My Mexican dive in Corona has its own unique ambiance that often goes unappreciated by those who covet such pretentious commodities in eating establishments as cleanliness and proper hygiene. But, if you can get beyond tables perpetually covered in the detritus of decaying half-eaten food particles and the thin film of grease coating every inch of the place, you just might come to appreciate its laid-back atmosphere.

I must confess that I have a particular fondness for the women behind the counter who take orders with all the charm of Marine drill sergeants. They have a look of dull apathy as they ring up endless rounds of rice, beans, and plantanos. They take down the orders well enough, I suppose, but the orders never come out quite the way you ask for them. It might have something to do with the language barrier…or the women who work there might just be incredibly stupid. I haven’t figured out which yet.

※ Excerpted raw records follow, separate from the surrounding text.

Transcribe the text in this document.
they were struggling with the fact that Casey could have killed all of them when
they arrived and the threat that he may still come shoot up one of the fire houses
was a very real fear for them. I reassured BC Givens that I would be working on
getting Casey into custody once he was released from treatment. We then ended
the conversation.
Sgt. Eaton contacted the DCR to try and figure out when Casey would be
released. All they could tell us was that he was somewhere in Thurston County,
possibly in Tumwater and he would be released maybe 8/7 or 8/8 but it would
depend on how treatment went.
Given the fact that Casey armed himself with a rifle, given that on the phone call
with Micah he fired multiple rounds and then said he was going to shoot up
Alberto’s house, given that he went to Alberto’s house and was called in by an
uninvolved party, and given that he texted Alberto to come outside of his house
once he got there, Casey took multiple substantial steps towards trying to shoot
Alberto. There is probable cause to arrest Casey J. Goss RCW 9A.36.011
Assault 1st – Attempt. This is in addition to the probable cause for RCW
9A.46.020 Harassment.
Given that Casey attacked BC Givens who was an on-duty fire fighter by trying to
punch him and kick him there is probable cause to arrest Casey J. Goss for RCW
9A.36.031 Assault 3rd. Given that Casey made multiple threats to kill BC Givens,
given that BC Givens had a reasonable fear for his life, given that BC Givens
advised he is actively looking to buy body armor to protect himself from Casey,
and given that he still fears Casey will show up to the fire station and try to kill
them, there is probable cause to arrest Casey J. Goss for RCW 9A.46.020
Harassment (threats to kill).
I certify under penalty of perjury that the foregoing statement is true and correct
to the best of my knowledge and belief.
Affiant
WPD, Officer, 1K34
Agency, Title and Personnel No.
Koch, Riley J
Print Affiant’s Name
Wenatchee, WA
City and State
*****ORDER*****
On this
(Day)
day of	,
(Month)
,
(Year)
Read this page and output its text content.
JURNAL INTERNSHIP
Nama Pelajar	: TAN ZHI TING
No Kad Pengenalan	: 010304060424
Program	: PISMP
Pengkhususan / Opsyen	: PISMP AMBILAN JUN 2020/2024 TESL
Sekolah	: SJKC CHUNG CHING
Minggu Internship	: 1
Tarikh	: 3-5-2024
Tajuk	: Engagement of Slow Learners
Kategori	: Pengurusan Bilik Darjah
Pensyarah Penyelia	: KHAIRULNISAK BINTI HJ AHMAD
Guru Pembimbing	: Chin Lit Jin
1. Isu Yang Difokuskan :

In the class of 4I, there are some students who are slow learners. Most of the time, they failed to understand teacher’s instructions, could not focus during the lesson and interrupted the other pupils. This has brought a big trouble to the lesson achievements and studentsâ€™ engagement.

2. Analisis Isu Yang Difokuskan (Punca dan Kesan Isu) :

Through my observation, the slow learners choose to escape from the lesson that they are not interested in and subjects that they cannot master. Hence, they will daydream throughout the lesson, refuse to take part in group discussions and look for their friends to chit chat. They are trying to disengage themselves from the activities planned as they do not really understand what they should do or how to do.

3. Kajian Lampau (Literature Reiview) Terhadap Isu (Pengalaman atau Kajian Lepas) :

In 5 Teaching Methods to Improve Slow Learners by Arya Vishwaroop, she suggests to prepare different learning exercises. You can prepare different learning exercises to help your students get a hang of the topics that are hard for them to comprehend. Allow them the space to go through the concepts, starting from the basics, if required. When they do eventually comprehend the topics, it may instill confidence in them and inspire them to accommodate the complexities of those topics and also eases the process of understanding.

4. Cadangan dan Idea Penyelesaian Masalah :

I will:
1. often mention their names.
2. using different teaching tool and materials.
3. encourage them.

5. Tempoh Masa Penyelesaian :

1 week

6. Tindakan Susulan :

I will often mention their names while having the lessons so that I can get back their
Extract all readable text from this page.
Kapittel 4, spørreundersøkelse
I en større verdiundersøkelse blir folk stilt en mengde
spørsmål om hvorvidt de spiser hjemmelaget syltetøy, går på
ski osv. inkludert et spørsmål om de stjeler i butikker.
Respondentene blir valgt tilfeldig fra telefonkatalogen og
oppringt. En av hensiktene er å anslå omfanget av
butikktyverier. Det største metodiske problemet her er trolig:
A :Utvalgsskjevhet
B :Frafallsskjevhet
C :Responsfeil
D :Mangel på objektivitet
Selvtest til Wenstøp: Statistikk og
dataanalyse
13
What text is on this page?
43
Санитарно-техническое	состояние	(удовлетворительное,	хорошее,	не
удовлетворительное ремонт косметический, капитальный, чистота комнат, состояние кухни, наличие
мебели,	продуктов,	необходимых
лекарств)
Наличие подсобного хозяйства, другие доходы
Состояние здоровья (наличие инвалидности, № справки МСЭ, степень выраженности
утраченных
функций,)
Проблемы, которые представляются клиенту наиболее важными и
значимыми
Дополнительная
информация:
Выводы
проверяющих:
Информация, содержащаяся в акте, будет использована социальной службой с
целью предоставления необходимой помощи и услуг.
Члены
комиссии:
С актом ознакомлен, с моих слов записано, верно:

The place also as its own peculiar smell—something like a cross between rotting garbage and bad body odor. I know where the garbage smell is coming from: it’s not hard to notice the mountains of decaying food overflowing the buckets that serve as waste receptacles in the dining area which are rarely, if ever, emptied. I also know damned well where the b.o. is coming from: it’s the fragrance of choice of the local clientele and the army of homeless men who descend upon the establishment after getting their methadone prescriptions filled at the local rehab center down the street.

As you eat your lunch, you try as much as possible to ignore the fat roaches scurrying along the floors and on the walls. When the roaches attempt to walk away with your food, though, you have little choice but to flick them off the table. When that happens, the little Mexican children sitting on the floor jump up in delight. Fat roaches are like house pets to kids in this part of Queens. They dress them up in costumes according to the season, walk them around on leashes, teach them to do back flips, and give them funny names like Tito and Puta.

There are those individuals of limited cultural appreciation who are horrified at the thought of eating in a place like this. “It’s a fucking death trap, man,” my friends always tell me. “When the bubonic plague strikes again, this is gonna be ground zero,” they joke.

In my heart I know they have a point. I also know that they are right when they say that the food served in my favorite Mexican place in downtown Corona tastes liked “ground up dog shit mixed with cilantro and lime.” Although I myself have no particular gourmet’s fetish for canine waste products, I do have a fondness for cilantro, so I am able to ignore the otherwise repulsive flavor of the food. Besides, I spend so much time flicking roaches off the table that I’m barely even aware of how the food tastes.

“Why do you always have to go to that horrible place in Corona?” my mother asks every time I tell her I need to make a run there. The answer is quite simple: everyone has to have a place they call their own. Woody Allen has the Russian Tea Room, Robert Deniro, Le Cirque, and I have my little “Comida” joint. One day in the future—and I hope to God that day may never come—the Board of Health will probably come and close down my favorite little Mexican dive. Until then, I’ll always have a place to go whenever I get the hankering for small taste of sunny Mexico right on Roosevelt Avenue just east of the 94th street station in beautiful downtown Corona.